"noooo, Soreen is lovely as it is, don't do anything with it!"
They were right, of course, Soreen is lovely and we all like it in our house. However, my curiosity prevailed and I found a whole host of Soreen recipes on the website, and here is a little video showing how easy it is to make Soreen flapjacks.
I'm going to have to give these a try!
So what did I come up with....in the nick of time as the rest of the family were fast consuming my box of Soreen? I decided to make a Soreen Banoffee Pie.
I went for a quick and simple recipe. I'd not actually made banoffee pie before but I knew it had a base, then a toffee filling with bananas and cream on top. I used a Banana flavoured Soreen loaf for the base and decided not to add bananas. It wasn't a complete success, I'll explain why in a minute, but it did taste yummy and I would make it again with a little adjustment or two.
Soreen Banoffee Pie.
1 loaf of Banana Soreen
1 can of Carnation Caramel
300ml double cream
To make the base of the pie I whizzed up the Banana Soreen loaf into crumbs (sacrilege, I know)
I melted the butter in a pan and then added the Soreen breadcrumbs and mixed them together.
I squashed the mix into a small tin (7in) which I'd lined with foil...the idea was I could lift it easily out of the tin by lifting the foil when it was ready. It would be better to use a loose bottomed tin, but mine were too big. (I guess I could have used two loaves??)
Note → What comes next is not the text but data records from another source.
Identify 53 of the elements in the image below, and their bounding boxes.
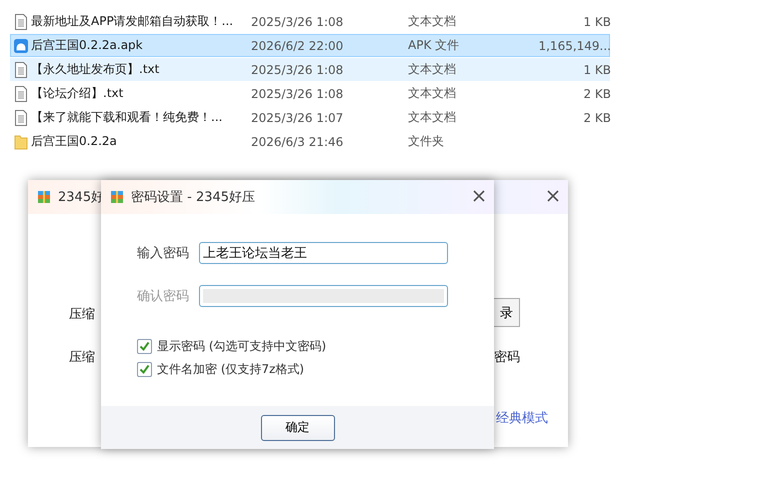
file-name: 【论坛介绍】.txt: [31, 85, 124, 102]
file-size: 1,165,149...: [537, 38, 611, 52]
file-name: 【永久地址发布页】.txt: [31, 61, 160, 78]
document-icon: [14, 62, 28, 78]
close-icon[interactable]: [472, 189, 486, 203]
file-type: 文本文档: [408, 109, 457, 126]
file-type: 文本文档: [408, 61, 457, 78]
option-label: 压缩: [69, 349, 95, 366]
file-date: 2026/6/2 22:00: [251, 38, 344, 52]
file-type: 文本文档: [408, 85, 457, 102]
file-type: 文件夹: [408, 133, 445, 150]
file-row[interactable]: 【论坛介绍】.txt 2025/3/26 1:08 文本文档 2 KB: [10, 82, 610, 105]
field-label: 确认密码: [137, 288, 190, 305]
file-name: 最新地址及APP请发邮箱自动获取！...: [31, 13, 234, 30]
file-row[interactable]: 后宫王国0.2.2a.apk 2026/6/2 22:00 APK 文件 1,165,149...: [10, 34, 610, 57]
classic-mode-link[interactable]: 经典模式: [496, 409, 548, 427]
android-app-icon: [14, 38, 28, 54]
option-checkbox[interactable]: 文件名加密 (仅支持7z格式): [137, 361, 494, 378]
option-checkbox[interactable]: 显示密码 (勾选可支持中文密码): [137, 338, 494, 355]
file-date: 2025/3/26 1:08: [251, 14, 344, 28]
file-date: 2025/3/26 1:08: [251, 62, 344, 76]
file-date: 2026/6/3 21:46: [251, 134, 344, 148]
file-name: 【来了就能下载和观看！纯免费！...: [31, 109, 224, 126]
file-name: 后宫王国0.2.2a.apk: [31, 37, 144, 54]
field-label: 输入密码: [137, 245, 190, 262]
file-type: APK 文件: [408, 37, 460, 54]
file-row[interactable]: 最新地址及APP请发邮箱自动获取！... 2025/3/26 1:08 文本文档 1 KB: [10, 10, 610, 33]
ok-button[interactable]: 确定: [260, 414, 334, 440]
file-name: 后宫王国0.2.2a: [31, 133, 118, 150]
file-date: 2025/3/26 1:07: [251, 110, 344, 124]
folder-icon: [14, 134, 28, 150]
file-size: 2 KB: [582, 110, 611, 124]
document-icon: [14, 110, 28, 126]
option-label: 密码: [494, 349, 520, 366]
file-date: 2025/3/26 1:08: [251, 86, 344, 100]
file-row[interactable]: 后宫王国0.2.2a 2026/6/3 21:46 文件夹: [10, 130, 610, 153]
option-label: 压缩: [69, 306, 95, 323]
file-size: 1 KB: [582, 62, 611, 76]
browse-button[interactable]: 录: [494, 298, 520, 327]
file-row[interactable]: 【来了就能下载和观看！纯免费！... 2025/3/26 1:07 文本文档 2 KB: [10, 106, 610, 129]
document-icon: [14, 86, 28, 102]
archive-icon: [36, 189, 52, 205]
close-icon[interactable]: [546, 189, 560, 203]
password-field[interactable]: 上老王论坛当老王: [199, 242, 448, 264]
document-icon: [14, 14, 28, 30]
checkbox[interactable]: [137, 339, 152, 354]
dialog-title: 密码设置 - 2345好压: [131, 189, 256, 206]
file-type: 文本文档: [408, 13, 457, 30]
file-size: 1 KB: [582, 14, 611, 28]
file-row[interactable]: 【永久地址发布页】.txt 2025/3/26 1:08 文本文档 1 KB: [10, 58, 610, 81]
checkbox[interactable]: [137, 362, 152, 377]
file-size: 2 KB: [582, 86, 611, 100]
archive-icon: [109, 189, 125, 205]
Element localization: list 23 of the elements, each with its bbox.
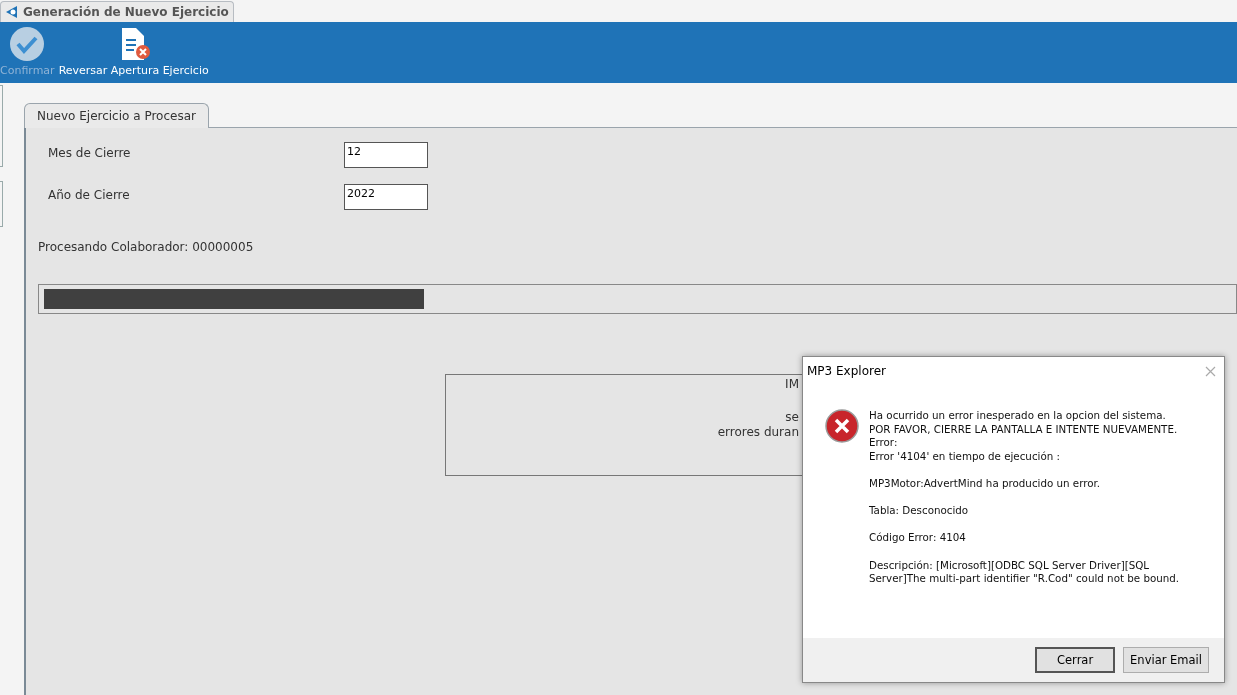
- status-text: Procesando Colaborador: 00000005: [38, 240, 255, 254]
- input-field[interactable]: 12: [344, 142, 428, 168]
- close-icon[interactable]: [1205, 365, 1216, 377]
- error-message: MP3Motor:AdvertMind ha producido un error.: [869, 476, 1102, 491]
- error-message: Tabla: Desconocido: [869, 504, 970, 518]
- error-icon: [825, 409, 859, 443]
- dialog-button[interactable]: Enviar Email: [1123, 647, 1209, 673]
- input-field[interactable]: 2022: [344, 184, 428, 210]
- notice-text: errores duran: [717, 425, 799, 440]
- dialog-title: MP3 Explorer: [807, 364, 886, 378]
- error-message: Descripción: [Microsoft][ODBC SQL Server Driver][SQL Server]The multi-part identifier "R.Cod" could not be bound.: [869, 558, 1180, 586]
- window-tab[interactable]: Generación de Nuevo Ejercicio: [0, 1, 234, 22]
- app-logo-icon: [5, 5, 19, 19]
- field-label: Mes de Cierre: [47, 145, 132, 160]
- dialog-button[interactable]: Cerrar: [1035, 647, 1116, 673]
- notice-text: IM: [785, 377, 799, 392]
- notice-text: se: [785, 410, 799, 425]
- toolbar-button[interactable]: Reversar Apertura Ejercicio: [58, 26, 213, 77]
- panel-tab[interactable]: Nuevo Ejercicio a Procesar: [24, 103, 209, 128]
- checkmark-icon: [9, 26, 46, 62]
- field-label: Año de Cierre: [47, 187, 131, 202]
- error-message: Ha ocurrido un error inesperado en la opcion del sistema. POR FAVOR, CIERRE LA PANTALLA E INTENTE NUEVAMENTE. Error: Error '4104' en tiempo de ejecución :: [869, 409, 1179, 464]
- error-message: Código Error: 4104: [869, 531, 967, 545]
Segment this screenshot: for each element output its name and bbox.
I put the tin in the fridge for about 1/2 hour.
When Mary Berry makes the filling for a banoffee pie she puts the caramel in a pan with muscovado sugar and butter and heats it slowly while stirring for five minutes.
I'm lazy, I read the side of the can of caramel and it said to just put it in the pie and chill for 10 mins. So this is what I did.
Then I whipped up the cream and put it on the top.
When I came to serving the pie the filling was really sloppy and the result was a messy looking pie :(
I so wished I stuck to the Mary Berry recipe, you can't argue with the experts. Or maybe I could have just chilled it for longer because the next morning the remaining pie looked much firmer! The presentation is important, but this still tasted really nice despite it's floppy look.
Disclaimer: I was sent some Soreen to try out and asked to come up with a new recipe. All thoughts and opinions are my own.